XBP1 promotes tumor invasion and is associated with poor prognosis in oral squamous cell carcinoma

X-box-binding protein 1 (XBP1) contributes to various types of cancer including breast, bladder cancer and esophageal squamous cell carcinoma. The aim of the study was to examine the metastatic role of XBP1 in oral squamous cell carcinoma (OSCC), and identify possible downstream molecules.

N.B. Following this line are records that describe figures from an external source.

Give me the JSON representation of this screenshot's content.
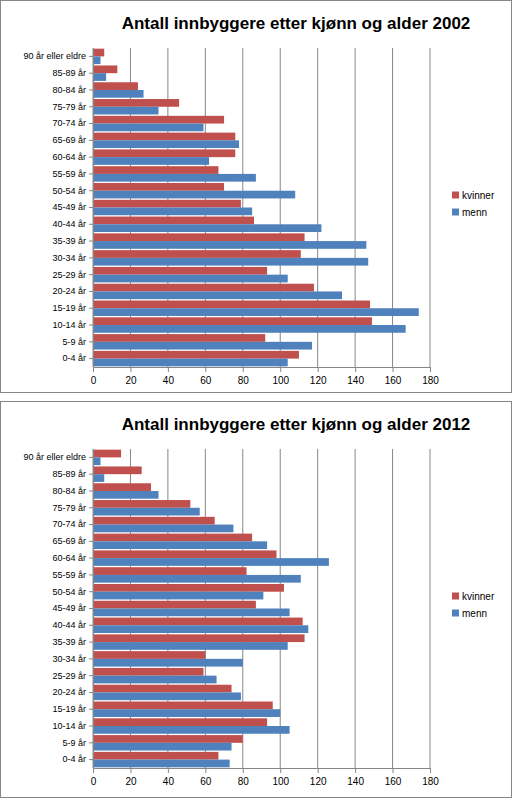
{
  "chart_data": [
    {
      "type": "bar",
      "title": "Antall innbyggere etter kjønn og alder 2002",
      "orientation": "horizontal",
      "grid": true,
      "legend": "right",
      "categories": [
        "0-4 år",
        "5-9 år",
        "10-14 år",
        "15-19 år",
        "20-24 år",
        "25-29 år",
        "30-34 år",
        "35-39 år",
        "40-44 år",
        "45-49 år",
        "50-54 år",
        "55-59 år",
        "60-64 år",
        "65-69 år",
        "70-74 år",
        "75-79 år",
        "80-84 år",
        "85-89 år",
        "90 år eller eldre"
      ],
      "series": [
        {
          "name": "kvinner",
          "color": "#c0504d",
          "values": [
            110,
            92,
            149,
            148,
            118,
            93,
            111,
            113,
            86,
            79,
            70,
            67,
            76,
            76,
            70,
            46,
            24,
            13,
            6
          ]
        },
        {
          "name": "menn",
          "color": "#4f81bd",
          "values": [
            104,
            117,
            167,
            174,
            133,
            104,
            147,
            146,
            122,
            85,
            108,
            87,
            62,
            78,
            59,
            35,
            27,
            7,
            4
          ]
        }
      ],
      "xlim": [
        0,
        180
      ],
      "xticks": [
        0,
        20,
        40,
        60,
        80,
        100,
        120,
        140,
        160,
        180
      ]
    },
    {
      "type": "bar",
      "title": "Antall innbyggere etter kjønn og alder 2012",
      "orientation": "horizontal",
      "grid": true,
      "legend": "right",
      "categories": [
        "0-4 år",
        "5-9 år",
        "10-14 år",
        "15-19 år",
        "20-24 år",
        "25-29 år",
        "30-34 år",
        "35-39 år",
        "40-44 år",
        "45-49 år",
        "50-54 år",
        "55-59 år",
        "60-64 år",
        "65-69 år",
        "70-74 år",
        "75-79 år",
        "80-84 år",
        "85-89 år",
        "90 år eller eldre"
      ],
      "series": [
        {
          "name": "kvinner",
          "color": "#c0504d",
          "values": [
            67,
            80,
            93,
            96,
            74,
            59,
            60,
            113,
            112,
            87,
            102,
            82,
            98,
            85,
            65,
            52,
            31,
            26,
            15
          ]
        },
        {
          "name": "menn",
          "color": "#4f81bd",
          "values": [
            73,
            74,
            105,
            100,
            79,
            66,
            80,
            104,
            115,
            105,
            91,
            111,
            126,
            93,
            75,
            57,
            35,
            6,
            4
          ]
        }
      ],
      "xlim": [
        0,
        180
      ],
      "xticks": [
        0,
        20,
        40,
        60,
        80,
        100,
        120,
        140,
        160,
        180
      ]
    }
  ]
}
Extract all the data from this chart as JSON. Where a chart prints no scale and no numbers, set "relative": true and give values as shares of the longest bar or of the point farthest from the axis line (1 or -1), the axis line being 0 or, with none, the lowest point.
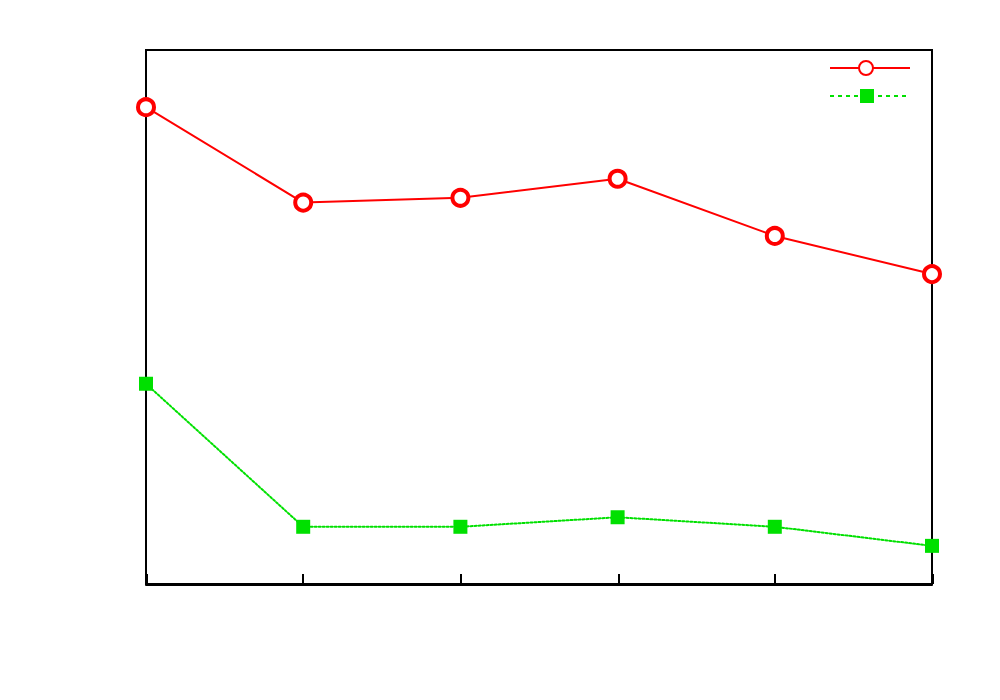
{
  "chart_data": {
    "type": "line",
    "relative": true,
    "categories": [
      null,
      null,
      null,
      null,
      null,
      null
    ],
    "series": [
      {
        "color": "#ff0000",
        "marker": "circle",
        "line_style": "solid",
        "values": [
          1,
          0.8,
          0.81,
          0.85,
          0.73,
          0.65
        ]
      },
      {
        "color": "#00e000",
        "marker": "square",
        "line_style": "dotted",
        "values": [
          0.42,
          0.12,
          0.12,
          0.14,
          0.12,
          0.08
        ]
      }
    ],
    "grid": false
  }
}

Immunohistochemical staining was conducted on tissue microarrays comprising 96 OSCC cases to determine the expression level of XBP1 and analyze its association with metastasis, clinicopathological characteristics and survival prognosis. Compared with the adjacent normal tissues of OSCC, the expression of XBP1 was significantly increased in the tumor center and front area, and lymph nodes metastases (P<0.05). A relatively high XBP1 expression was associated with histological grades (P<0.05), advanced clinical stages (P<0.05), unfavorable 5-year survival (P=0.027). Suppressed XBP1 expression caused a significant reduction of cell invasion capability (P<0.05). AXL and the downstream molecules, such as PI3K, MMP1, MMP3, and uPA were significantly suppressed when XBP1 expression was inhibited in OSCC cells. Once XBP1 was activated by Thapsigargin, AXL expression was restored. Moreover, aberrant AXL expression was associated with XBP1 overexpression in OSCC tissues (P<0.05). In conclusion, XBP1 is a potential target that is relevant to suppressing cell invasion and is associated with patient prognosis in OSCC.